Every year, hundreds of parcels around the city hit the auction block due to unpaid taxes.
The typically vacant parcels or abandoned buildings get scooped up, often by speculators or people who neglect their properties.
The same thing happens year after year, a cyclical occurrence that’s led to untold numbers of boarded-up buildings, a blight on the city.
“Land speculators and real estate speculators and – frankly I don’t know what else to call them – slumlords have learned how to game this system,” Mayor Paul A. Dyster told lawmakers last week. “They’ve figured out how to make the rules and regulations work to their advantage and we have to stay one step ahead of them.”
So here’s what a reform plan developed by the Dyster administration would do:
• Hold a “homeownership auction” prior to the city’s regular tax foreclosure auction, an event that would give potential homeowners essentially the right of first refusal for single-family and two-family dwellings coming available.
• Require the winning bidder for any single-family or two-family home to put down a 10 percent bond that the city would hold onto and reimburse when a certificate of occupancy is issued.
• Host smaller tax foreclosure auctions after the homeownership auctions – where the total number of properties available would be no more than 50 – instead of holding one big auction annually.
“We want to make the tax foreclosure process smaller, easier to track,” said Seth A. Piccirillo, director of the city’s Community Development Department.
With fewer properties changing hands at one time, there wouldn’t be a rush on city departments to handle a flood of new work in addition to the day-to-day work of employees, Piccirillo said.
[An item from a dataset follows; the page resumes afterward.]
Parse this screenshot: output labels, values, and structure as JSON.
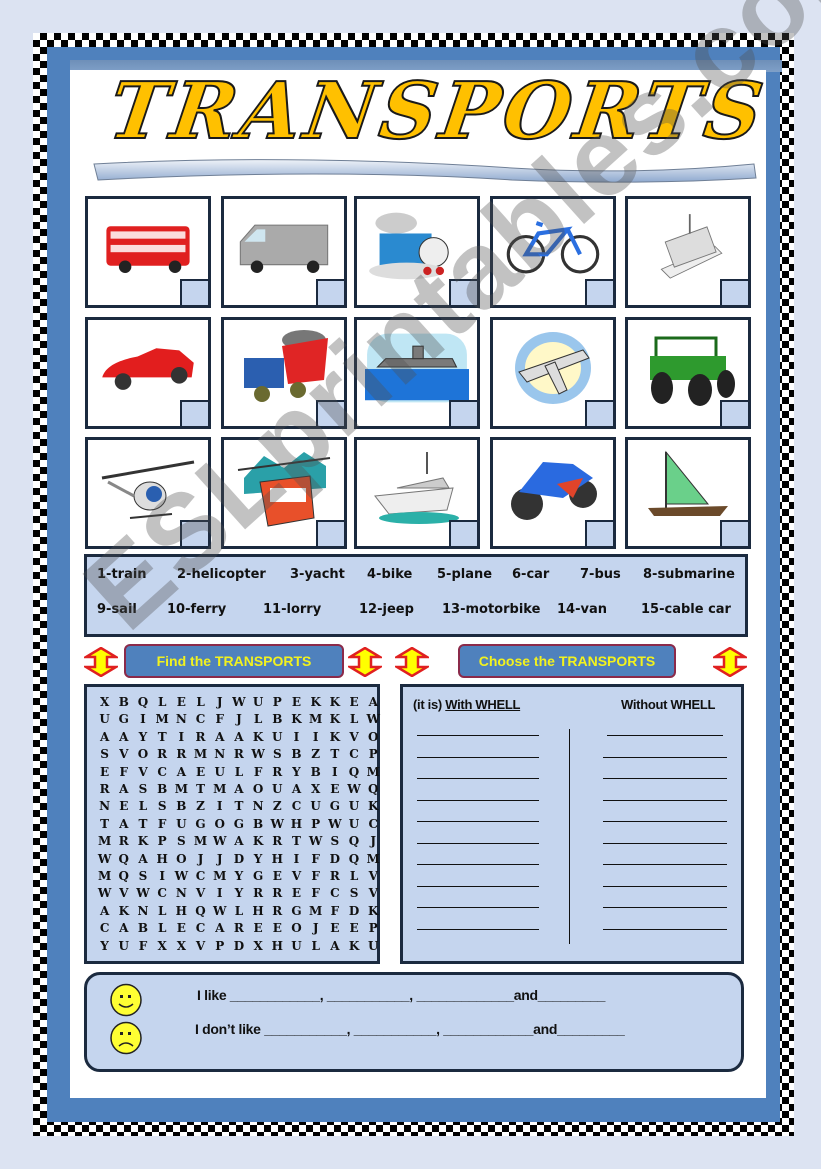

Piccirillo’s department has tested these proposed changes in two “mini” homeownership auctions held in September 2013 and this past May.
At the 2013 auction, the city sold three homes near Niagara Falls Memorial Medical Center. Among the city’s requirements for those properties, the winning bidders agreed to live in the home for five years, submit a rehabilitation plan to the city within 60 days and be in good financial standing with the city in order to finalize the purchases.
Those parameters would carry forward and be used in the new homeownership auctions.
“Our goals are to prioritize homeownership, force realistic renovation standards and timelines and to ultimately stop the process of property neglect and tax evasion, especially among multi-unit buildings,” Piccirillo said.
Piccirillo said the city does not stand to take a financial hit from the change.
He said the 192 properties sold at the foreclosure auction last December brought in an average of $8,900.
At the homeownership auction this past May, seven houses were sold for an average of $9,100, he said.
It is not necessary for a new law to be passed for the Dyster administration’s proposals to be enacted, Piccirillo said.
Another potential change in years to come would be to move the auctions to the spring to increase the chances properties can be turned around in a single construction season.
And having more homeowners in a neighborhood strengthens that neighborhood, Piccirillo said.
“Ultimately, what is needed for this to work is buy-in,” he said.